I tried a number of the demo sites for elements themes and every single one presents a very poor showing on speed and security.
Please forgive that I am not a web designer, but it seems to me that if I could get a 110 rating (A+) on security on Mozille Observatory (for security) and a 100 on speed for both mobile and regular sites on Google Page Speed using an off the shelf Rapidweaver theme with me being a total rookie, and with a few additional settings, why would I ever choose Elements or their themes when their demos show consistently D’s or F’s on security and low speeds?
I want to move to Elements and I am not saying this for me, but for those who want to promote Elements in general, including to those who may not know anything about it or Rapidweaver.
Just a thought that developers who show their wares ought to put their best try forward to the public.
I have already migrated several websites from Classic to Elements, and after the move, almost all of them have achieved significantly better “Google Page Speed for Mobile” scores than before.
For desktop, it’s almost always a 100%. On mobile, the average is around 98%. There are also some sites with a slightly lower score, but that’s usually because of extra JS scripts running here and there, or because Google thinks some images aren’t properly sized or compressed.
That’s probably often the main reason why the demo websites have a lower score.
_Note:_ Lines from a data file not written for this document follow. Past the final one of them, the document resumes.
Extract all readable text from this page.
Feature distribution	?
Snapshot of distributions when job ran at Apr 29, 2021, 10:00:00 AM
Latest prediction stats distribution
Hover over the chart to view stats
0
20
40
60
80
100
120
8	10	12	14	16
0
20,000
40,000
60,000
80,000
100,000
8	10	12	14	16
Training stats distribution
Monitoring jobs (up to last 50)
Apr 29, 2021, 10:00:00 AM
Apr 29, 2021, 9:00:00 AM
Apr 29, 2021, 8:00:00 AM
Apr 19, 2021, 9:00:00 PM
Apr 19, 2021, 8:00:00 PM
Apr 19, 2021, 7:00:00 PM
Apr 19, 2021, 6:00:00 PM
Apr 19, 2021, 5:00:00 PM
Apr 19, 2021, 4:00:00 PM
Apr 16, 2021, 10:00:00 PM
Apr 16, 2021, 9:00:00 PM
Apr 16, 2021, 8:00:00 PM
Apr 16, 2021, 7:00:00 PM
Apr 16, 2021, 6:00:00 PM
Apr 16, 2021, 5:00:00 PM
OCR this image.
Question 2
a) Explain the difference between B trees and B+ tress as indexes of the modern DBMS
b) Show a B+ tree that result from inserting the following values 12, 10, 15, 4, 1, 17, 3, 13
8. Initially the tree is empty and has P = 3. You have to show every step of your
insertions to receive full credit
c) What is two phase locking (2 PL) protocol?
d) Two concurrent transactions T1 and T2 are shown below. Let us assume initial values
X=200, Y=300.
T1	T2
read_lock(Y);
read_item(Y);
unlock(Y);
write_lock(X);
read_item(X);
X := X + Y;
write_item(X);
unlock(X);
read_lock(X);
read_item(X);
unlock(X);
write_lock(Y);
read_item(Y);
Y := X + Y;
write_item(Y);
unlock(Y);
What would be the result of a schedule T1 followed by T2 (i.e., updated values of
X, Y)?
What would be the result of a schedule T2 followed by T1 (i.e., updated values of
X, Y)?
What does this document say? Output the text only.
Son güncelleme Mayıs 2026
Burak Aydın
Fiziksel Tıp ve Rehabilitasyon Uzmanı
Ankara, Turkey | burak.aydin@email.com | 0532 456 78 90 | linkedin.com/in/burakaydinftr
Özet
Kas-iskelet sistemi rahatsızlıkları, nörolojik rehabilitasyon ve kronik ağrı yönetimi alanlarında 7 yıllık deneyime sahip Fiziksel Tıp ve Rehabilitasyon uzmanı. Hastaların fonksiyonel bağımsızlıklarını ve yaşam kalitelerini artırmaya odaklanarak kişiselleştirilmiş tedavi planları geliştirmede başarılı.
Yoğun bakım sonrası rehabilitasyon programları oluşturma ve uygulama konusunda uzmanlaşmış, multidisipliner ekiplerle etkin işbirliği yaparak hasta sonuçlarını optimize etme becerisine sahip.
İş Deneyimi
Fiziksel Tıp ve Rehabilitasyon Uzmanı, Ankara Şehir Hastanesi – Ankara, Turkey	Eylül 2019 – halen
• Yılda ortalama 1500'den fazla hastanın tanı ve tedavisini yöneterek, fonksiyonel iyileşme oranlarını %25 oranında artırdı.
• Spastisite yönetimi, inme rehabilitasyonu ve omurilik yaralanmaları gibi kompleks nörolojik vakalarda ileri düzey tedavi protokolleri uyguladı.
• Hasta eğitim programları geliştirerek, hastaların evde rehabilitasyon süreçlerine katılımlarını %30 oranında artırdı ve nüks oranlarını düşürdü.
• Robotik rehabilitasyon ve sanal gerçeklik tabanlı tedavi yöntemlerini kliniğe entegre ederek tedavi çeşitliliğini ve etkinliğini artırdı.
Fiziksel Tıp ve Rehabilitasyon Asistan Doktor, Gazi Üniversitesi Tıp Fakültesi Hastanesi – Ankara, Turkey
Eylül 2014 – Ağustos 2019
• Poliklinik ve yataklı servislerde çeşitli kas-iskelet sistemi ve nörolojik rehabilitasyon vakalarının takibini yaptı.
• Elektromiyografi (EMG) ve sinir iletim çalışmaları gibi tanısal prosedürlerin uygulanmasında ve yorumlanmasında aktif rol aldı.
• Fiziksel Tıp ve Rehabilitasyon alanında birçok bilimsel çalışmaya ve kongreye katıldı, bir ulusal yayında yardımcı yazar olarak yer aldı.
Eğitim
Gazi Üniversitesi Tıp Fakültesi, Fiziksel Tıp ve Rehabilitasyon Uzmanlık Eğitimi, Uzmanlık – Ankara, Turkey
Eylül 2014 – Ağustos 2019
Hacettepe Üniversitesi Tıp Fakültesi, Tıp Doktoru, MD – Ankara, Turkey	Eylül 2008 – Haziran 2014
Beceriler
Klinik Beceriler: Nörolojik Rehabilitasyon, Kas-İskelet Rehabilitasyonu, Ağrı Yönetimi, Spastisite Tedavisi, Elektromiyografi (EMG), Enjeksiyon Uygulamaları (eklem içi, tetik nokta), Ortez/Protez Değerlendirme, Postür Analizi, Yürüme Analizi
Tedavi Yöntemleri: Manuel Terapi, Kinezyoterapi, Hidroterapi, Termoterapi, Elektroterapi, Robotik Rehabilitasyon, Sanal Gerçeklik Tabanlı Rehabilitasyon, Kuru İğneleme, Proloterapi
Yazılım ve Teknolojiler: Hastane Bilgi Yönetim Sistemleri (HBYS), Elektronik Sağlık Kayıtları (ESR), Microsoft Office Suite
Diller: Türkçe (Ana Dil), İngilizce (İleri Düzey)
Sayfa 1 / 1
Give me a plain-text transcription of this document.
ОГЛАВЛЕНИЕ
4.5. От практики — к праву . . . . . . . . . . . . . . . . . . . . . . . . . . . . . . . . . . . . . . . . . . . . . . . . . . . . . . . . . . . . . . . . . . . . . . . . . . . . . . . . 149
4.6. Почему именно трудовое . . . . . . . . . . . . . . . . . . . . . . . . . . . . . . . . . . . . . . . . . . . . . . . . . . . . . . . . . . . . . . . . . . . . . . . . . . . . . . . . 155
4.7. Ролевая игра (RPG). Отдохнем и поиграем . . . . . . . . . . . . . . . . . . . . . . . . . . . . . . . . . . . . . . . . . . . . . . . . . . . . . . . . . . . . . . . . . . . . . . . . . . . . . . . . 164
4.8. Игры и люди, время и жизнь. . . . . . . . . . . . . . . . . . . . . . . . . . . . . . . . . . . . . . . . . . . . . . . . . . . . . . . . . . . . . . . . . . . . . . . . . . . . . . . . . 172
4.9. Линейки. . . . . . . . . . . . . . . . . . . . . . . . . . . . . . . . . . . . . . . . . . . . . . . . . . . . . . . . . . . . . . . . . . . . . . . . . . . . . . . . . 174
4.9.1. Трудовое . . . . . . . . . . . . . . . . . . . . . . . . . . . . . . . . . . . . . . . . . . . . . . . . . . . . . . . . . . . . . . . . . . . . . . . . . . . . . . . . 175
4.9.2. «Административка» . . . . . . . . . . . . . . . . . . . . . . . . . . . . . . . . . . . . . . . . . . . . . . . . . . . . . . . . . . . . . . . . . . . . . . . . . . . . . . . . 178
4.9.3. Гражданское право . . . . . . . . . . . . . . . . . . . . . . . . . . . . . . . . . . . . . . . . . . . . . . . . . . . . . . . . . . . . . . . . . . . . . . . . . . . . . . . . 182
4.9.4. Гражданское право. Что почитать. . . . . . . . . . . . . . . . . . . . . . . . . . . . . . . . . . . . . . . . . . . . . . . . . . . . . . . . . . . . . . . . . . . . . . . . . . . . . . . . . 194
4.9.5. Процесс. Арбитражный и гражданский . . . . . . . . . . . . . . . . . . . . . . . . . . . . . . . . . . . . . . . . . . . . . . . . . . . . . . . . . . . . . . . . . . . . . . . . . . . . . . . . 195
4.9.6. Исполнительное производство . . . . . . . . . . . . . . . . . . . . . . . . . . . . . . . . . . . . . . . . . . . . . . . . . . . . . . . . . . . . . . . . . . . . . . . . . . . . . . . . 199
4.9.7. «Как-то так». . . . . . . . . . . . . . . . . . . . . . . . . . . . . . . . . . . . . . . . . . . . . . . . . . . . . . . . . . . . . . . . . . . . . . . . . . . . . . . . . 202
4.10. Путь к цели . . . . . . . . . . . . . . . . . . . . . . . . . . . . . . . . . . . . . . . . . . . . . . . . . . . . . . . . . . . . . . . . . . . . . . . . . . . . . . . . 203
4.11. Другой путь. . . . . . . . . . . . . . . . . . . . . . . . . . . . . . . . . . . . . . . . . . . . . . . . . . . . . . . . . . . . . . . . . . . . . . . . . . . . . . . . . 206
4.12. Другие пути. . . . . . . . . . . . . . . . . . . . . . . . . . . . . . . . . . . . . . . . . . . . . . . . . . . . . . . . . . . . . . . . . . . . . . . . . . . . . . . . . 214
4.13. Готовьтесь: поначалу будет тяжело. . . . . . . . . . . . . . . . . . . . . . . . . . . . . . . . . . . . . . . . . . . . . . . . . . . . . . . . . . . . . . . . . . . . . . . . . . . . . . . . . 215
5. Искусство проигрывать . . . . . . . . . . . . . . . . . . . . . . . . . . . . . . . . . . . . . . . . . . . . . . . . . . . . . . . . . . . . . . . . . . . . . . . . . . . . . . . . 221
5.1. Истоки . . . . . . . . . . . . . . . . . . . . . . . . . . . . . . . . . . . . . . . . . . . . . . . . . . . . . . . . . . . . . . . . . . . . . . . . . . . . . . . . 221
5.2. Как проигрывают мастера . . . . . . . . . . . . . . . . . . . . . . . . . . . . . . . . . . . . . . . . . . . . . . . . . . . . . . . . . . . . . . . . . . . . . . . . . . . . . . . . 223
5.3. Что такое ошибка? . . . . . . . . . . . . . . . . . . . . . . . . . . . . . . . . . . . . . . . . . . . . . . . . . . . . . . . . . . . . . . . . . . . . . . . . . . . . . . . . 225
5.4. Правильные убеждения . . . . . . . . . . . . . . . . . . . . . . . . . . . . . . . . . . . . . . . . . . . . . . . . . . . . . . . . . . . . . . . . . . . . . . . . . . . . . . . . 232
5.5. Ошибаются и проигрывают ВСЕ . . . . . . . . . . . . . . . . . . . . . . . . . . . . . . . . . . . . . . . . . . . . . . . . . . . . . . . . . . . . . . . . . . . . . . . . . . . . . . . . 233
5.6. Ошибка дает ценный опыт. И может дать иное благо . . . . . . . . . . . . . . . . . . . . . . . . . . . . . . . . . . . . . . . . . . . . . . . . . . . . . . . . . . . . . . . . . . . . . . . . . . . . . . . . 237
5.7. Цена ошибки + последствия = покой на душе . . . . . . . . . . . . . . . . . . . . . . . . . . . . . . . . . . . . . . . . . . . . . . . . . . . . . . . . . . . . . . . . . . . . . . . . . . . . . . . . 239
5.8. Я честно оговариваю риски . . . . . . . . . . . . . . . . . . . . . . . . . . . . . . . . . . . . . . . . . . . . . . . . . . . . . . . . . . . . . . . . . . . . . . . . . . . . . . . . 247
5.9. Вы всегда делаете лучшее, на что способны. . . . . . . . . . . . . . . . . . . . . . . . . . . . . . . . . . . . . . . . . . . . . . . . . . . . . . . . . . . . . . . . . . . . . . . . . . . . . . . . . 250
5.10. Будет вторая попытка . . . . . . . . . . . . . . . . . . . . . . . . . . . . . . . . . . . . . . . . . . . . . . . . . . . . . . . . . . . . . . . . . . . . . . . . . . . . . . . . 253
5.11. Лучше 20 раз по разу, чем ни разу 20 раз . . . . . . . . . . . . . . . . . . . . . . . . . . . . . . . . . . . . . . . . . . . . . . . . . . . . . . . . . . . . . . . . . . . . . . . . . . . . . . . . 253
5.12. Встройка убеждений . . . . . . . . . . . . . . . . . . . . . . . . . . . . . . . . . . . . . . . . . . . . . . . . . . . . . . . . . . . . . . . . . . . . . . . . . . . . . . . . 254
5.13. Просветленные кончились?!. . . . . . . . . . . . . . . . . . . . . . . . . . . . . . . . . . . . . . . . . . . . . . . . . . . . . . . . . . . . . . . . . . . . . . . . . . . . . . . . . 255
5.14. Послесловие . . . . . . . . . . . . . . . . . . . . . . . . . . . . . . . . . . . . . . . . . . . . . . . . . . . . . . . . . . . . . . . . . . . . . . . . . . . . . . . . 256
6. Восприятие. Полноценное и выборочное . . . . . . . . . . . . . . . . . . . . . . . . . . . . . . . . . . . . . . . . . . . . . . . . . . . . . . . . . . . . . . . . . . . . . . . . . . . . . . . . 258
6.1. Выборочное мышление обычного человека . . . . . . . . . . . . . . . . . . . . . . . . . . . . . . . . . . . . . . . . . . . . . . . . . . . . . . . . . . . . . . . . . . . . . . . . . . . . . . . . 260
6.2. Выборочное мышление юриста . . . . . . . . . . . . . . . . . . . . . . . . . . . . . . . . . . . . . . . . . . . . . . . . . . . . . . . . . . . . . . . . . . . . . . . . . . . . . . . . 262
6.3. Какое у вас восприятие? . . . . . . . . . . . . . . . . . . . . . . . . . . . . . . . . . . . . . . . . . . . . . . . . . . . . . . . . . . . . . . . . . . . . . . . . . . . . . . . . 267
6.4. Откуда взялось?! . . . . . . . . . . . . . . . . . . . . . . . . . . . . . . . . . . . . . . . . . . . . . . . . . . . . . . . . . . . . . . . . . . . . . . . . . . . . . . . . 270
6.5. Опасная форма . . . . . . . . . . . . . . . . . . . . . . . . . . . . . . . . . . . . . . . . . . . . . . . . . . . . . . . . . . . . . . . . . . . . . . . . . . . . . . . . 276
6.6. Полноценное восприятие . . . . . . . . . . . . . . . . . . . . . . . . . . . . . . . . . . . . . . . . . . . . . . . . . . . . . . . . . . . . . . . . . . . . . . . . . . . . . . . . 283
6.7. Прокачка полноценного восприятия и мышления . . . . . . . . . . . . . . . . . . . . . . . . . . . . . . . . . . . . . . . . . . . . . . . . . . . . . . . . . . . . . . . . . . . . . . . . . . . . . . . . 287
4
They’re just templates, quickly put together as examples, without a specific focus on web optimization, speed, or similar details.
If you want a project to achieve top scores, you need to keep in mind that it takes an incredible amount of time to make all the necessary optimizations. Every little change can either improve or hurt your result.
The amount of time developers would need to invest here would drive up the price of those templates—probably far beyond what people would actually want to pay.
Thanks for the feedback. In our testing the Google Page Speeds have been excellent, and better that what we generally saw in Classic.
I’ve not tested with Mozilla Observatory, but will look into it.
The code Elements outputs is very clean, and you have access to the template so I’m sure you could make Element built sites hit 100% without too much effort!
By the way: To get good scores on “Mozilla Observatory”, you often need to add certain entries to your .htaccess file. It also depends a lot on where your projects are hosted, and so on…
These are all settings that are up to you and depend on your level of technical knowledge.
For most people, the “Mozilla Observatory” score isn’t really important anyway, as long as they’re not handling big databases with sensitive information like credit card data. Most users are just sharing information and a few images. For that, the achieved score is more than enough… and honestly, Elements doesn’t have much control over how high that score will be.